Recipe: Korean BBQ Chicken Bulgogi

This recipe is adapted from Alice of Savory Sweet Life. The only thing I took out was the red pepper flakes. I wanted to make this a kid-friendly meal since my boys are too young to try out the spicy stuff. As for white sugar, I substituted turbinado sugar which is what I had in my pantry. Enjoy!

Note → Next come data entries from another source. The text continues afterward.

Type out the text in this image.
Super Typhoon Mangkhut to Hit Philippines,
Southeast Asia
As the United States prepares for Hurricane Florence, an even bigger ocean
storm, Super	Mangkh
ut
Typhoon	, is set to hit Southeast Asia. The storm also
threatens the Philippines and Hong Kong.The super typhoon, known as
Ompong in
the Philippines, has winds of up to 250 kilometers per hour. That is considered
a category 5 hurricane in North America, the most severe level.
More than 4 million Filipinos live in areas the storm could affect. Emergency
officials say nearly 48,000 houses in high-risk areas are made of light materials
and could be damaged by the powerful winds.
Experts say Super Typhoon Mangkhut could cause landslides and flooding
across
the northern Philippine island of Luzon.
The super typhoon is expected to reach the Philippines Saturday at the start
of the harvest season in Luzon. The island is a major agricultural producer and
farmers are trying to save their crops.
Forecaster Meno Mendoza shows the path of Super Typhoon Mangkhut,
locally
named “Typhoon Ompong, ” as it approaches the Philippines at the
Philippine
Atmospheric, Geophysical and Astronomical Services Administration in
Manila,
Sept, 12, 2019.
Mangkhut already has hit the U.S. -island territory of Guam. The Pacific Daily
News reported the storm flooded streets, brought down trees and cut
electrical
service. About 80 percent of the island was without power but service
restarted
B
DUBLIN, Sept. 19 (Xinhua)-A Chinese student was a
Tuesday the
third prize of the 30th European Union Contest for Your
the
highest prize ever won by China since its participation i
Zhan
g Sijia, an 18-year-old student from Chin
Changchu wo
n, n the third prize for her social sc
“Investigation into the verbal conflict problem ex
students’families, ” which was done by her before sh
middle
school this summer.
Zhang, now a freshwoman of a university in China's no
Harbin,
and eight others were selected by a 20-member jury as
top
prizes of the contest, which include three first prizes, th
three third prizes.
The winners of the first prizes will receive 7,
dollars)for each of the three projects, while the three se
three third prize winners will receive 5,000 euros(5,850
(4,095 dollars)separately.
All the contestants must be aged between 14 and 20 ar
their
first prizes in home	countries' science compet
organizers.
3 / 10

{ Korean BBQ Chicken Bulgogi Recipe }

- ⅓ cup of light soy sauce
- 3 tablespoons white sugar or turbinado sugar 
- 1 tablespoons sesame oil 
- 3 cloves of garlic, minced
-  2 pinches of black pepper 
- ¼ teaspoon kosher salt 
- 1-1.5 lbs. of thinly sliced chicken breasts
- ¼ medium yellow onion
- 2 green onions, finely chopped into small pieces

Cut breast into bite size strips about 1" wide. Chop yellow onion and slice into medium moon shaped slivers. Slice 2 green onions including the white parts, finely sliced into small pieces and set aside. Mix all the ingredients together in a medium bowl except green onions, chicken and yellow onions. Add chicken and yellow onions once the sugar is almost dissolved to the bowl. With your hands, massage the chicken with the marinade. Cover and refrigerate for 1 hour. Make sure to drain any excess marinade before frying. Place a few slices of chicken and onions in single layers and completely flat on a hot oiled frying pan/wok and fry each side until cooked and slightly caramelized. Serve with a bowl of hot rice and sprinkle green onions on top!